“Iran deal: The European Union’s ugly options”

That’s the headline of a Deutsche Welle piece regarding the impact on Europe of President Donald Trump’s withdrawal of the US from ex-President Barack Obama’s (D) Executive Agreement that sought to codify Iran’s “right” to obtain nuclear weapons, if Iran were to have only a little patience and wait until the Agreement’s blocks, such as they are, expire in a few years.

Then Ten Schultz, the author of the article, opened with this statement.

The United States’ withdrawal from the Iran deal, despite the personal pleadings of Europe’s most powerful politicians, has provided one more example that President Donald Trump has no hesitation in dismissing European interests and trans-Atlantic concerns.

Of course, it couldn’t possibly be the case that Europe’s most powerful politicians have no hesitation in dismissing American interests and trans-Atlantic concerns.  No, of course not: those worthies are lily-pure.

Schultz then touts his false choice:

…stand up to Trump in efforts to preserve the deal…or to acquiesce to whatever Washington wants, even if it means abandoning a UN-approved agreement they brokered and believe in.

Never mind that for 16 months Trump has been trying to get those most powerful politicians to negotiate to shore up the deal and fill its glaring gaps and that those worthies have steadfastly refused to negotiate.  It’s certainly true that French President Emmanuel Macron came to DC offered pretty words about wanting to satisfy three of Trump’s four pillars that would have done the shoring up.  It’s also true that German Chancellor Angela Merkel came to DC to insist personally that the US stay with the deal.  Macron had nothing, though, other than his pretty words.  He had no concrete proposals to offer—just that willingness to keep talking in lieu of acting.  Merkel didn’t even have that much.

The UN? That’s just a debating society for politicians with nothing else to do with their countries’ payroll money.  It’s certainly been unwilling to do anything serious about Iran’s threats—and lately outright attacks—against Israel, or about Iran’s missile attacks on Saudi Arabia via their client terrorists in Yemen (itself wracked by an Iranian-caused and supported civil war).

That debating society refuses, also, to deal with Iran’s active missile development program (for which the Yemen launches serve as excellent OT&E evaluations).  Keep in mind that, for all of Iran’s future nuclear weapons—they could build dozens of them—those bombs are useless without a means of delivering them to Iran’s targets.  Missiles are a central such means.  Oh, and this: the most powerful politicians’ UN also has barred Iran from doing missile development.  Those politicians are conveniently silent about that.

And never mind that Iran has never signed the Obama Agreement.

No, it’s all Trump’s fault.  It’s all America’s fault.

We had enough of that during Obama’s eight years.  It’s about time we regained our willingness to act unilaterally when our allies won’t even talk seriously with us about joint action.

Congressional Intent

In a piece centered on Federalism and the Supreme Court’s ruling that Congress cannot require individual States to ban sports gambling, there’s this bit at the end of the article that interests my grasshopper mind.

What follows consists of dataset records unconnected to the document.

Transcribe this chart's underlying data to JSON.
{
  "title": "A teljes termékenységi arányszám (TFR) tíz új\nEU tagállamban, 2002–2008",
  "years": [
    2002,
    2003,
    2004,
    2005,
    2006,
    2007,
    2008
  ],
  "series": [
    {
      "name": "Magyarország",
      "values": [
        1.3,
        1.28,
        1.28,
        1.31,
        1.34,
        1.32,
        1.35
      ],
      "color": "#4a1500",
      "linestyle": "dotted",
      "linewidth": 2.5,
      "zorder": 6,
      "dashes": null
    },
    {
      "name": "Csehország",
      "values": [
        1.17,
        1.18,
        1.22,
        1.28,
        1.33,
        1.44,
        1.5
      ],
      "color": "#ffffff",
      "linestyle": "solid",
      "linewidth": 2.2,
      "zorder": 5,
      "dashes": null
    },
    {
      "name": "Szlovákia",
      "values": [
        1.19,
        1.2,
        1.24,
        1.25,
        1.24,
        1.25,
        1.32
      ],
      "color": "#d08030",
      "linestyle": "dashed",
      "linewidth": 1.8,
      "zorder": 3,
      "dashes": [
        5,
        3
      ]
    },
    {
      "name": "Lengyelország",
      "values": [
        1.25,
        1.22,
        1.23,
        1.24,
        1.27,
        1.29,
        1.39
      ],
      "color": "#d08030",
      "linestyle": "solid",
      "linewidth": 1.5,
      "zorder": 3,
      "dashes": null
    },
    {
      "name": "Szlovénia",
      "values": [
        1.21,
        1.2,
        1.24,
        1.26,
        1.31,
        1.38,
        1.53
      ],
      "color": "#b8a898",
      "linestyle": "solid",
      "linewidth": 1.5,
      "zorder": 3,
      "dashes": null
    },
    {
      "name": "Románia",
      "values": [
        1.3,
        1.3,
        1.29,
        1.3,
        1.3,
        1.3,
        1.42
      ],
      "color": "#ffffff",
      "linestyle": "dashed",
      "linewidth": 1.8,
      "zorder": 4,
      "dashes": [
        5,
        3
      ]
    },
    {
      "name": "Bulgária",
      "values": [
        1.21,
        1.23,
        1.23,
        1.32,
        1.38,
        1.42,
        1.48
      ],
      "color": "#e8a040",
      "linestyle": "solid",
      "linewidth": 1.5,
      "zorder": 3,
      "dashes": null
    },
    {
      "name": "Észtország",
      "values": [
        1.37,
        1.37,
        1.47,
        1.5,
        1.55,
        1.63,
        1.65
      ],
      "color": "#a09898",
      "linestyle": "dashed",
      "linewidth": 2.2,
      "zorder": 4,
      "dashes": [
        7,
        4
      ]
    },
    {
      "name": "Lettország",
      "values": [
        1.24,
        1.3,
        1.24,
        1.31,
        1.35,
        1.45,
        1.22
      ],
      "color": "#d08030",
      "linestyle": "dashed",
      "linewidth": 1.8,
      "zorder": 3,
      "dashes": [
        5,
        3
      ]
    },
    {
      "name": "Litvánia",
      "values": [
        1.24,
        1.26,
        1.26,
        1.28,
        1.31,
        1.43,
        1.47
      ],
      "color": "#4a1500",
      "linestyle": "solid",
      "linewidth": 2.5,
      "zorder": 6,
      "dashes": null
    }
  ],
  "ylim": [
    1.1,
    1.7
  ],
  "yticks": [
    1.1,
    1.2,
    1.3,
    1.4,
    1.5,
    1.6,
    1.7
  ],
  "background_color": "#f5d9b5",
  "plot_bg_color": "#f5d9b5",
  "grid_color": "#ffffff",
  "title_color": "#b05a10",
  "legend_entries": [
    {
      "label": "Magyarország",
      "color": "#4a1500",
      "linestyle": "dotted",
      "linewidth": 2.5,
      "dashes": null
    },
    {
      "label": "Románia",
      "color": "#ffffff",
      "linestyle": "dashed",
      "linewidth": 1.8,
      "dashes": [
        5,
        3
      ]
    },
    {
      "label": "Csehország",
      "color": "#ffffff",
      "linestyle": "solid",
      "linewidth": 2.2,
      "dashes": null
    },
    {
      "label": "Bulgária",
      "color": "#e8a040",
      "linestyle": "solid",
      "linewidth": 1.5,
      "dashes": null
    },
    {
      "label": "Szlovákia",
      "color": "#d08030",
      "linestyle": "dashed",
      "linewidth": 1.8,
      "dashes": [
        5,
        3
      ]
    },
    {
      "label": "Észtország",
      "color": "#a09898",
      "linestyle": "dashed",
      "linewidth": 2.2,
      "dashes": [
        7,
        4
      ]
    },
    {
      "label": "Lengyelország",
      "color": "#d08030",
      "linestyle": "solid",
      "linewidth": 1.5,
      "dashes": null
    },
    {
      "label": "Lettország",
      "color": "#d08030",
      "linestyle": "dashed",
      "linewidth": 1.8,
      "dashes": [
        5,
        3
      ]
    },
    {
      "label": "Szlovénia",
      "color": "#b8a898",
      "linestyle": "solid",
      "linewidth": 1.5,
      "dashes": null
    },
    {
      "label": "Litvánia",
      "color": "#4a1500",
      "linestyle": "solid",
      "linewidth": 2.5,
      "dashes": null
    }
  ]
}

Supreme Court Justice Clarence Thomas, in concurring, protested the Court’s analysis of Congressional intent.

The Court also determined that PASPA’s [Professional and Amateur Sports Protection Act] prohibition on sports gambling advertising can’t be severed from the law. But as Justice Clarence Thomas noted in his pithy concurrence, the Court’s severability analysis requires courts to make “a nebulous inquiry into hypothetical congressional intent.”

On this, I disagree with Justice Thomas. In Connecticut National Bank v Germain the Supremes held

…that courts must presume that a legislature says in a statute what it means and means in a statute what it says there.

If Congress had intended sports gambling advertising to be severable, it would have said so in PASPA. Congress did not say so; arguing the possibility of severability would be Thomas’ own inquiry into congressional intent.